Do you have any idea of the mental toll taken on shelter staff when day after day they have to kill frightened, loving animals because the people who should have been responsible for them shirked that responsibility? Weekly – sometimes even daily, the shelter workers in California have to kill dogs they’ve come to know – they’ve seen them arrive at the shelter bewildered and terrified – unable to understand how they ended up in this place that reeks of illness and death. They’ve watched as the days tick by, and some of the dogs begin to maybe hope that they will live, and others give up – knowing they will never leave this place alive. And then, these same people have to do what the dogs sensed the day they arrived.
So the shelters, and the rescue workers in California have been happy and relieved to find that there are places to send these dogs, and people to help them. The citizens of California have failed in their responsibility but someone else has stepped up.
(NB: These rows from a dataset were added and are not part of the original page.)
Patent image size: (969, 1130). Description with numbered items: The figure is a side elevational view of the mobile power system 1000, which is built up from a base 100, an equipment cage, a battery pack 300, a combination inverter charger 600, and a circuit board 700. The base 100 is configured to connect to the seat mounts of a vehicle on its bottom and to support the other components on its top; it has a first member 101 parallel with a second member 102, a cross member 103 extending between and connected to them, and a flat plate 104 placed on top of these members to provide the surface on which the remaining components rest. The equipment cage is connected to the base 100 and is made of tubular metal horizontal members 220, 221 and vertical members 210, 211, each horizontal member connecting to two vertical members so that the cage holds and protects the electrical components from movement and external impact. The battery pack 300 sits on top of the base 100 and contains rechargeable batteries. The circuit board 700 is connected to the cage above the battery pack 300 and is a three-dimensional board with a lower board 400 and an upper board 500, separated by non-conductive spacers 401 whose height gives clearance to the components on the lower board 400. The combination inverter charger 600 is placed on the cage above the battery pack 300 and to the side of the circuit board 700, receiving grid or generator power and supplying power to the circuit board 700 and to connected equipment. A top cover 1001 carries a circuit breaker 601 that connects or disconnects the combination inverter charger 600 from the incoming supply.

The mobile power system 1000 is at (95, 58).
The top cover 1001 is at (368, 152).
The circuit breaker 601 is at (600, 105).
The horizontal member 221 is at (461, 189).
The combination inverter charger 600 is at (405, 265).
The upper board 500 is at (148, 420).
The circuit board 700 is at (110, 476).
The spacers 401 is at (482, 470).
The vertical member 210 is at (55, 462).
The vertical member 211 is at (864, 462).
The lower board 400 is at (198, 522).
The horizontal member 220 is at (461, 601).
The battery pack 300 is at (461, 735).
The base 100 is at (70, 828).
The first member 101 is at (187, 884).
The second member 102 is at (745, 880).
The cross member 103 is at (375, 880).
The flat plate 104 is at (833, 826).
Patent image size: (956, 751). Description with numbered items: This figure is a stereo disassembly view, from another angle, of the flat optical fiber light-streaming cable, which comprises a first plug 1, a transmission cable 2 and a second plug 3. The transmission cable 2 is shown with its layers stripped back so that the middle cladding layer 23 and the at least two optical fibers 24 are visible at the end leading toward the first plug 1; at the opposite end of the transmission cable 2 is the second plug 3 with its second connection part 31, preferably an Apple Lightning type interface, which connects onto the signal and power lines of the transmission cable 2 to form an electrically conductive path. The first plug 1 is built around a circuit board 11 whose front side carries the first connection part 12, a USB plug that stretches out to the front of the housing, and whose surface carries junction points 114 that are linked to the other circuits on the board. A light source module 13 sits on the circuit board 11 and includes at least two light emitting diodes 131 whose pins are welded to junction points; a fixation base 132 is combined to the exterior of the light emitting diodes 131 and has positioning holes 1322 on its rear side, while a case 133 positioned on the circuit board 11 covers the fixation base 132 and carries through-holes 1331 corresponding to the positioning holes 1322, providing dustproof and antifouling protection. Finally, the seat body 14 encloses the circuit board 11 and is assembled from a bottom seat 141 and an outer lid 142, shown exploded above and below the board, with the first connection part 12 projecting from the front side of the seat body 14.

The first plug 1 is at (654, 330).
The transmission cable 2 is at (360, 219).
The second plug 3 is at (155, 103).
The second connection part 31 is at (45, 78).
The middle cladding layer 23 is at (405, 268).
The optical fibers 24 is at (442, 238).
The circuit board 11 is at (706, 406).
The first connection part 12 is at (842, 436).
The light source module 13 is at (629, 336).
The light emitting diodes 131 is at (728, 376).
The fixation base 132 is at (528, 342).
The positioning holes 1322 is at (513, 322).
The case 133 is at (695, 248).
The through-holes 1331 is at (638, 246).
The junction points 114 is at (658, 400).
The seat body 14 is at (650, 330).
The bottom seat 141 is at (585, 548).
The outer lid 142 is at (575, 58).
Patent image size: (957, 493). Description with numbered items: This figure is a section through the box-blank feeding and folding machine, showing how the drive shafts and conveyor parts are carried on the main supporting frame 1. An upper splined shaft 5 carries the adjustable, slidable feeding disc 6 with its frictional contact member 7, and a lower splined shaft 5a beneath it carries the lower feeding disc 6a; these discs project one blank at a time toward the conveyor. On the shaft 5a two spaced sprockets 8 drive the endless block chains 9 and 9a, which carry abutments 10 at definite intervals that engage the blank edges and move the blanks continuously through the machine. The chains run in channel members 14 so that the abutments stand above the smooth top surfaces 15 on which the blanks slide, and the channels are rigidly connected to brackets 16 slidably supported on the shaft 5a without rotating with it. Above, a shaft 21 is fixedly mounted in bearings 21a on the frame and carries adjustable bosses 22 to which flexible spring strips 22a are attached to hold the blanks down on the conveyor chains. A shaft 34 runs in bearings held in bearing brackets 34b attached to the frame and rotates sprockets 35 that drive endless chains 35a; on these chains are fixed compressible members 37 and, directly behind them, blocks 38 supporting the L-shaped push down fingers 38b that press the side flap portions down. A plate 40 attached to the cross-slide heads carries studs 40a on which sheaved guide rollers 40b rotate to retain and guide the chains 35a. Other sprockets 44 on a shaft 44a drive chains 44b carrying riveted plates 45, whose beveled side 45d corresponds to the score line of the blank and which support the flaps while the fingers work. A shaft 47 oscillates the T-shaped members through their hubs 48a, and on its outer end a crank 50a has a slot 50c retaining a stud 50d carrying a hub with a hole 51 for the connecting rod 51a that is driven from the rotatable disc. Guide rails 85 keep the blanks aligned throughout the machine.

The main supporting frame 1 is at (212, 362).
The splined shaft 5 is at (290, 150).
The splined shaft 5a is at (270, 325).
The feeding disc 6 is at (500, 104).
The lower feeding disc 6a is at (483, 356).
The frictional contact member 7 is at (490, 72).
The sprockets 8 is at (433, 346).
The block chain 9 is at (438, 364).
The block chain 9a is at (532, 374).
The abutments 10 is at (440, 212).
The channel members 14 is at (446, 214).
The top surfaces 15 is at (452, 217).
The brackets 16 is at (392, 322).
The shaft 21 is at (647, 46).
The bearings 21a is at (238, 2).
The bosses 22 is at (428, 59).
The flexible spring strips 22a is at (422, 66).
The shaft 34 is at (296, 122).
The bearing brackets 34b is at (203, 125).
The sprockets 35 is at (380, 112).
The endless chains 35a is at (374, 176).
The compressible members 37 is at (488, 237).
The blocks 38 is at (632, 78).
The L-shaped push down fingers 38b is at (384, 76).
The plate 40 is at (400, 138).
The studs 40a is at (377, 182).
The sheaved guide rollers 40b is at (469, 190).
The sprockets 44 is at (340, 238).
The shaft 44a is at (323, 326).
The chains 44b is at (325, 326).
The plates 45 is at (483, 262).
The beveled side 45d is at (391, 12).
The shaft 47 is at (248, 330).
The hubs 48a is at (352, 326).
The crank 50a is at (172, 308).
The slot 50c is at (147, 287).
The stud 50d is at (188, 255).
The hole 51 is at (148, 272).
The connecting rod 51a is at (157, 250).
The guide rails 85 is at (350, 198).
And they don’t question too much, the good luck of the dogs – they’re just grateful that when they send 60, or 70, or 80+ dogs out the doors, it means they have that many fewer euthanizations to perform that week. Unfortunately taking all of these animals from your shelters and finding them forever homes isn’t always the fairytale ending that we’d like to see. I’ve no doubt that some of these folks who take 60, or 70, or 80 dogs at a time mean well – it’s hard to turn your back on a dog shaking in the back corner of a kennel – knowing that by leaving it you’re committing it to certain death.
Unfortunately, hearts are larger than resources – and messes like the one in Brooks happen. As one rescuer commented: “I really wonder when the people of California will pull their heads out of [the sand] and do something about pet overpopulation. The Orange County shelter alone serves a population of over 4 million people; it’s ludicrous. Oregon and Washington – we have our own issues….it’s heartbreaking and it’s sad and it wrenches my gut that in my house tonight I have two senior boxer boxer/mixes who were “saved” from California…NOT. Lucky them, they found their way to my house and will be rehabbed and adopted…for those that have died, still not safe, I honestly lose sleep and am an emotional wreck because of the naivete of all of us who thought “everything would be all right.”
Governor Brown: California has a mess, and you all need to get your act together and clean it up instead of allowing someone else to do it for you. Because, the emotional and financial resources for the people who have been helping are dwindling quickly. We can’t help you much longer – we can barely take care of our own.